The synthesis of AlSBA-15 under mild acidic conditions was performed through adjusting the molar H₂O/HCl ratio, which indicates the formation of Si–O–Al linkages that lead to isomorphous substitution of Si⁴⁺ by some Al³⁺ ions. In this paper, the direct incorporation of Al³⁺ onto a SBA-15 framework in acid mediated synthesis with a nSi/nAl molar ratio of 7 was optimized using urea tetrachloroaluminate ionic liquid as a new aluminum source. The hydrothermal temperature was varied from 80 to 140 °C and the samples were denoted as AlSBA-15(U_x). The conventional AlSBA-15 also was prepared using direct synthesis [AlSBA-15(D)] and post synthesis [AlSBA-15(P)] aiming to study the influence of aluminum sources and preparation conditions on their structural, textural, and physicochemical properties. The synthesized materials were characterized by N₂ physisorption, XRD, FT-IR, Py-FT-IR, NH₃-TPD, XRF, HRTEM and SEM. All preparation methods led to the formation of aluminum containing SBA-15 samples with different Si/Al contents.
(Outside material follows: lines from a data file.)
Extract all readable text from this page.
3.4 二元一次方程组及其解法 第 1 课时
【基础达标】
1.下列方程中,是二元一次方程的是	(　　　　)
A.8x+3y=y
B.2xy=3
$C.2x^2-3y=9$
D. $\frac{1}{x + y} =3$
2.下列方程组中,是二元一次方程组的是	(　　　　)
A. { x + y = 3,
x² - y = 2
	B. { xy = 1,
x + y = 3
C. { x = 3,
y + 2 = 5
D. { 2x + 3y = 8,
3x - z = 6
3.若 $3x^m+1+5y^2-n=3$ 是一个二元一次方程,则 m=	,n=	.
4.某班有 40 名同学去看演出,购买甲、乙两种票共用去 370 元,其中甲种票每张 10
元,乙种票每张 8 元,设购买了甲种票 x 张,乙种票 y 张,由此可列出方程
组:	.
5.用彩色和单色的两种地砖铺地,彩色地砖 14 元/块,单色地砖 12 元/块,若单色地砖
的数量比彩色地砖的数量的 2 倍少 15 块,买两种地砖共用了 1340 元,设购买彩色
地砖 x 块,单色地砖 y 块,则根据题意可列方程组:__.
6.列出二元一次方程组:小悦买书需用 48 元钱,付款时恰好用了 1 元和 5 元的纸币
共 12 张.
Nevertheless, depending on the preparation methods, the AlSBA-15 samples exhibited different structural, morphology, and surface characteristics, especially in terms of Brønsted and Lewis acid site content. AlSBA-15(U₁₀₀) had high surface area (813 m² g⁻¹) and high acidity. TEM images of synthesized AlSBA-15(U₁₀₀) showed well-ordered hexagonal arrays of uniform cylindrical channels. The effectiveness of AlSBA-15, as an acid catalyst, was studied for the esterification of acetic acid with butanol and cumene cracking. The high activity of AlSBA-15(U₁₀₀) is attributed to its good ordered structure and high acidity.